Acha mengeratkan pelukan Kirana saat itu juga bersamaan dengan air matanya yang turun bertambah banyak.

"Acha juga sayang sama Tante Mama. Acha lebih bahagia punya Tante Mama. Sekali lagi Acha minta maaf."

Untuk beberapa detik, Kirana dan Acha sama-sama terdiam. Acha sibuk meredahkan tangisannya dan Kirana berusaha menenangkan putrinya. Kirana mulai melegah. Ia merasa memeluk Acha seperti ini, menyadarkan bahwa putrinya sudah bertumuh besar walau kadang sifatnya masih seperti anak-anak.

Tangisan Acha akhirnya meredah dan Acha lebih tenang. Kirana perlahan melepaskan pelukannya, menatap kedua mata putrinya yang sembab.

Kirana terkekeh pelan, tangannya menghapus bercak air mata Acha.

"Udah jangan nangis," ucap Kirana lembut.

"Iya Tante Mama."

"Beneran keadaan kamu udah nggak apa-apa sekarang?" tanya Kirana lagi.

Acha mengganggukkan kepala cepat.

"Acha beneran udah sehat. Kata dokter kalau hari ini Acha udah nggak demam lagi dan nggak lemas lagi, Acha udah boleh pulang," jelas Acha dengan jujur.

"Syukurlah. Mama beneran khawatir terjadi apa-apa sama kamu," ungkap Kirana menunjukkan kembali rasa bersalahnya.

Acha menggenggam tangan kiri Mamanya, memberikan tatapan yang hangat.

"Acha beneran udah nggak apa-apa Tante Mama," ucap Acha menenangkan sang Mama.

Kirana menghela napas pelan, mengangguk percaya.

"Acha pasti keluar rumah sakit hari ini Tante Mama. Jangan khawatir lagi," tambah Acha memamerkan senyum bahagianya.

Kirana mendecak pelan, takjub dengan perubahan suasana hati sang putri yang begitu cepat.

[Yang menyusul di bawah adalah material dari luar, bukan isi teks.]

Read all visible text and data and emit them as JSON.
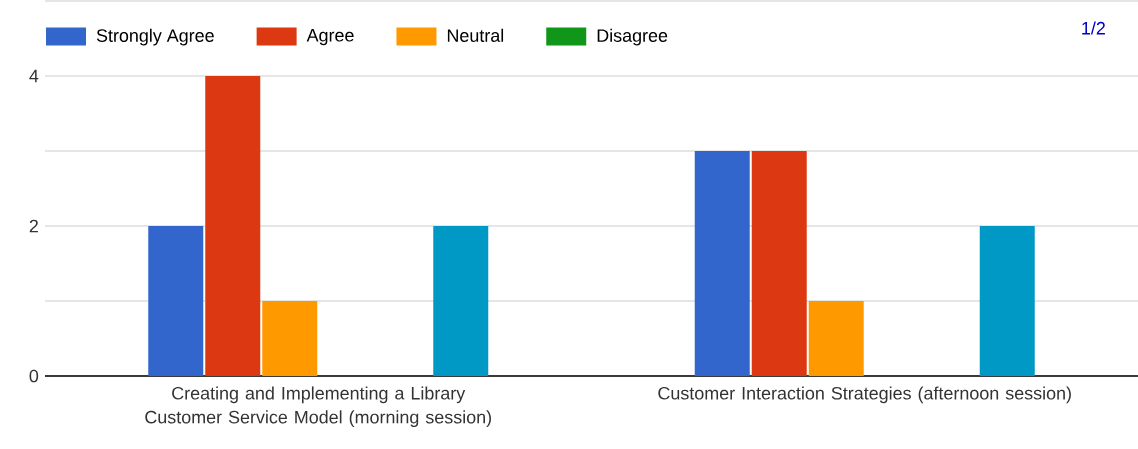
{
  "chart_data": {
    "type": "bar",
    "categories": [
      "Creating and Implementing a Library Customer Service Model (morning session)",
      "Customer Interaction Strategies (afternoon session)"
    ],
    "series": [
      {
        "name": "Strongly Agree",
        "color": "#3366cc",
        "values": [
          2,
          3
        ]
      },
      {
        "name": "Agree",
        "color": "#dc3912",
        "values": [
          4,
          3
        ]
      },
      {
        "name": "Neutral",
        "color": "#ff9900",
        "values": [
          1,
          1
        ]
      },
      {
        "name": "Disagree",
        "color": "#109618",
        "values": [
          0,
          0
        ]
      },
      {
        "color": "#990099",
        "values": [
          0,
          0
        ]
      },
      {
        "color": "#0099c6",
        "values": [
          2,
          2
        ]
      }
    ],
    "ylim": [
      0,
      5
    ],
    "yticks": [
      0,
      {
        "value": 1,
        "label": null
      },
      2,
      {
        "value": 3,
        "label": null
      },
      4
    ],
    "grid": "y",
    "legend": "top left",
    "annotations": [
      "1/2"
    ]
  }
}
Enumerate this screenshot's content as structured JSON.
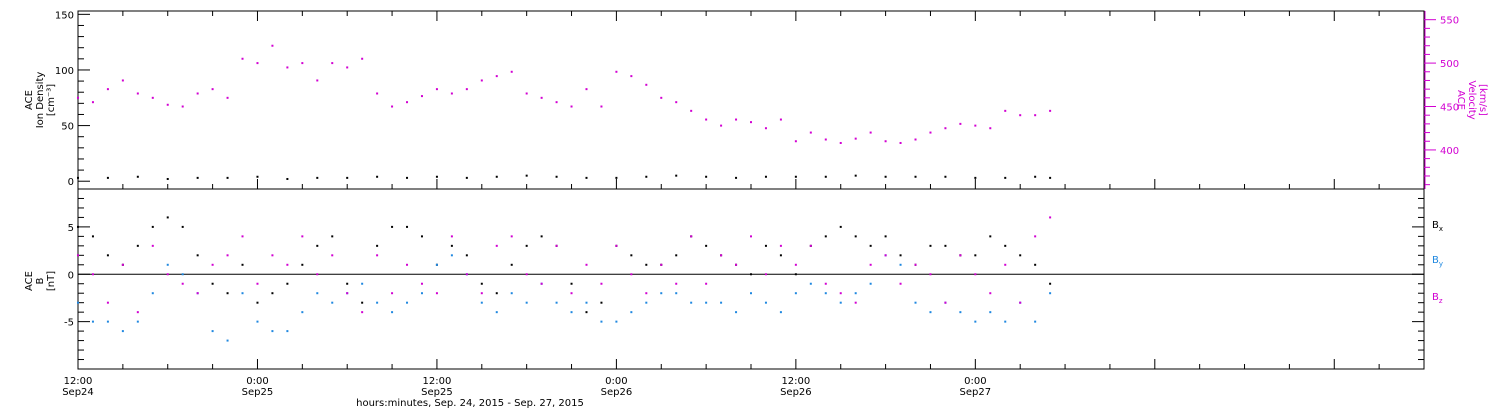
{
  "chart_data": [
    {
      "type": "scatter",
      "panel": "top",
      "ylabel_left": [
        "ACE",
        "Ion Density",
        "[cm⁻³]"
      ],
      "ylabel_right": [
        "ACE",
        "Velocity",
        "[km/s]"
      ],
      "y_left_range": [
        -7,
        153
      ],
      "y_left_ticks": [
        "0",
        "50",
        "100",
        "150"
      ],
      "y_right_range": [
        355,
        560
      ],
      "y_right_ticks": [
        "400",
        "450",
        "500",
        "550"
      ],
      "series": [
        {
          "color": "#000000",
          "axis": "left",
          "x": [
            0,
            2,
            4,
            6,
            8,
            10,
            12,
            14,
            16,
            18,
            20,
            22,
            24,
            26,
            28,
            30,
            32,
            34,
            36,
            38,
            40,
            42,
            44,
            46,
            48,
            50,
            52,
            54,
            56,
            58,
            60,
            62,
            64,
            65
          ],
          "y": [
            3,
            3,
            4,
            2,
            3,
            3,
            4,
            2,
            3,
            3,
            4,
            3,
            4,
            3,
            4,
            5,
            4,
            3,
            3,
            4,
            5,
            4,
            3,
            4,
            4,
            4,
            5,
            4,
            4,
            4,
            3,
            3,
            4,
            3
          ]
        },
        {
          "color": "#d200d2",
          "axis": "right",
          "x": [
            0,
            1,
            2,
            3,
            4,
            5,
            6,
            7,
            8,
            9,
            10,
            11,
            12,
            13,
            14,
            15,
            16,
            17,
            18,
            19,
            20,
            21,
            22,
            23,
            24,
            25,
            26,
            27,
            28,
            29,
            30,
            31,
            32,
            33,
            34,
            35,
            36,
            37,
            38,
            39,
            40,
            41,
            42,
            43,
            44,
            45,
            46,
            47,
            48,
            49,
            50,
            51,
            52,
            53,
            54,
            55,
            56,
            57,
            58,
            59,
            60,
            61,
            62,
            63,
            64,
            65
          ],
          "y": [
            460,
            455,
            470,
            480,
            465,
            460,
            452,
            450,
            465,
            470,
            460,
            505,
            500,
            520,
            495,
            500,
            480,
            500,
            495,
            505,
            465,
            450,
            455,
            462,
            470,
            465,
            470,
            480,
            485,
            490,
            465,
            460,
            455,
            450,
            470,
            450,
            490,
            485,
            475,
            460,
            455,
            445,
            435,
            428,
            435,
            432,
            425,
            435,
            410,
            420,
            412,
            408,
            413,
            420,
            410,
            408,
            412,
            420,
            425,
            430,
            428,
            425,
            445,
            440,
            440,
            445
          ]
        }
      ]
    },
    {
      "type": "scatter",
      "panel": "bottom",
      "ylabel_left": [
        "ACE",
        "B",
        "[nT]"
      ],
      "y_range": [
        -10,
        9
      ],
      "y_ticks": [
        "-5",
        "0",
        "5"
      ],
      "zero_line": true,
      "legend_position": "right",
      "series": [
        {
          "name": "Bx",
          "color": "#000000",
          "x": [
            0,
            1,
            2,
            3,
            4,
            5,
            6,
            7,
            8,
            9,
            10,
            11,
            12,
            13,
            14,
            15,
            16,
            17,
            18,
            19,
            20,
            21,
            22,
            23,
            24,
            25,
            26,
            27,
            28,
            29,
            30,
            31,
            32,
            33,
            34,
            35,
            36,
            37,
            38,
            39,
            40,
            41,
            42,
            43,
            44,
            45,
            46,
            47,
            48,
            49,
            50,
            51,
            52,
            53,
            54,
            55,
            56,
            57,
            58,
            59,
            60,
            61,
            62,
            63,
            64,
            65
          ],
          "y": [
            5,
            4,
            2,
            1,
            3,
            5,
            6,
            5,
            2,
            -1,
            -2,
            1,
            -3,
            -2,
            -1,
            1,
            3,
            4,
            -1,
            -3,
            3,
            5,
            5,
            4,
            1,
            3,
            2,
            -1,
            -2,
            1,
            3,
            4,
            3,
            -1,
            -4,
            -3,
            3,
            2,
            1,
            1,
            2,
            4,
            3,
            2,
            1,
            0,
            3,
            2,
            0,
            3,
            4,
            5,
            4,
            3,
            4,
            2,
            1,
            3,
            3,
            2,
            2,
            4,
            3,
            2,
            1,
            -1
          ]
        },
        {
          "name": "By",
          "color": "#1f88e0",
          "x": [
            0,
            1,
            2,
            3,
            4,
            5,
            6,
            7,
            8,
            9,
            10,
            11,
            12,
            13,
            14,
            15,
            16,
            17,
            18,
            19,
            20,
            21,
            22,
            23,
            24,
            25,
            26,
            27,
            28,
            29,
            30,
            31,
            32,
            33,
            34,
            35,
            36,
            37,
            38,
            39,
            40,
            41,
            42,
            43,
            44,
            45,
            46,
            47,
            48,
            49,
            50,
            51,
            52,
            53,
            54,
            55,
            56,
            57,
            58,
            59,
            60,
            61,
            62,
            63,
            64,
            65
          ],
          "y": [
            -3,
            -5,
            -5,
            -6,
            -5,
            -2,
            1,
            0,
            -2,
            -6,
            -7,
            -2,
            -5,
            -6,
            -6,
            -4,
            -2,
            -3,
            -2,
            -1,
            -3,
            -4,
            -3,
            -2,
            1,
            2,
            0,
            -3,
            -4,
            -2,
            -3,
            -1,
            -3,
            -4,
            -3,
            -5,
            -5,
            -4,
            -3,
            -2,
            -2,
            -3,
            -3,
            -3,
            -4,
            -2,
            -3,
            -4,
            -2,
            -1,
            -2,
            -3,
            -2,
            -1,
            2,
            1,
            -3,
            -4,
            -3,
            -4,
            -5,
            -4,
            -5,
            -3,
            -5,
            -2
          ]
        },
        {
          "name": "Bz",
          "color": "#d200d2",
          "x": [
            0,
            1,
            2,
            3,
            4,
            5,
            6,
            7,
            8,
            9,
            10,
            11,
            12,
            13,
            14,
            15,
            16,
            17,
            18,
            19,
            20,
            21,
            22,
            23,
            24,
            25,
            26,
            27,
            28,
            29,
            30,
            31,
            32,
            33,
            34,
            35,
            36,
            37,
            38,
            39,
            40,
            41,
            42,
            43,
            44,
            45,
            46,
            47,
            48,
            49,
            50,
            51,
            52,
            53,
            54,
            55,
            56,
            57,
            58,
            59,
            60,
            61,
            62,
            63,
            64,
            65
          ],
          "y": [
            2,
            0,
            -3,
            1,
            -4,
            3,
            0,
            -1,
            -2,
            1,
            2,
            4,
            -1,
            2,
            1,
            4,
            0,
            2,
            -2,
            -4,
            2,
            -2,
            1,
            -1,
            -2,
            4,
            0,
            -2,
            3,
            4,
            0,
            -1,
            3,
            -2,
            1,
            -1,
            3,
            0,
            -2,
            1,
            -1,
            4,
            -1,
            2,
            1,
            4,
            0,
            3,
            1,
            3,
            -1,
            -2,
            -3,
            1,
            2,
            -1,
            1,
            0,
            -3,
            2,
            0,
            -2,
            1,
            -3,
            4,
            6
          ]
        }
      ]
    }
  ],
  "x_axis": {
    "range_hours": [
      0,
      90
    ],
    "major_ticks_hours": [
      0,
      12,
      24,
      36,
      48,
      60,
      72
    ],
    "tick_labels_time": [
      "12:00",
      "0:00",
      "12:00",
      "0:00",
      "12:00",
      "0:00",
      ""
    ],
    "tick_labels_date": [
      "Sep24",
      "Sep25",
      "Sep25",
      "Sep26",
      "Sep26",
      "Sep27",
      ""
    ],
    "xlabel": "hours:minutes, Sep. 24, 2015 - Sep. 27, 2015"
  },
  "legend": {
    "bx": "B",
    "bx_sub": "x",
    "by": "B",
    "by_sub": "y",
    "bz": "B",
    "bz_sub": "z"
  },
  "colors": {
    "black": "#000000",
    "magenta": "#d200d2",
    "blue": "#1f88e0"
  }
}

"Seandainya Mama belum tau kondisi kamu dan kamu udah keluar rumah sakit hari ini. Siapa yang akan bayar biaya rumah sakit kamu? Kamu punya uang?" tanya Kirana ingin tau.

Ah! Acha langsung tertegun saat itu juga dengan bibir terbuka sempurna. Kenapa ia tidak terpikir sampai sana?

"Acha nggak punya uang," jawab Acha dengan lugunya.

"Kamu mau minta bayarin Iqbal?" sindir Kirana.

"Bukan ide yang buruk, bukan?" tanya Acha iseng.

"Natasha!!" tajam Kirana mulai mengeluarkan sorot mata apinya.

"Maksud Acha pinjam uangnya Iqbal dulu, baru nanti Tante Mama yang ganti uangnya Iqbal," ralat Acha cepat-cepat.

"Memangnya Iqbal bakalan mau kamu ganti uangnya?" cerca Kirana tak bisa membayangkan jika hal itu benar-benar terjadi.

Acha bergumam panjang.

"Pasti mau, kan?" tanya Acha balik, nada suaranya tak yakin.

"Nggak mungkin mau!" telak Kirana tajam. Tentu saja, Kirana sangat tau bagaimana sifat Iqbal. Dua tahun berpacaran dengan putrinya membuat Kirana mengenal sosok Iqbal dengan sangat baik.

"Iqbal pasti mau Tante Mama," ucap Acha masih optimis.

"Kamu nggak ingat kejadian Mama nitip ambilkan pesanan 100 dessert-box untuk arisan di butik. Kamu lupa bawa dompet dan Iqbal mau bayarin gitu aja. Saat Mama ingin ganti uangnya, dia nolak terus nggak mau nerima uang dari Mama!" cerita Kirana mengingatkan sang putri.

"Iqbal nggak enak kali sama Tante Mama. Kan Cuma 100 dessert-box," ucap Acha kekuh dengan keoptimisannya.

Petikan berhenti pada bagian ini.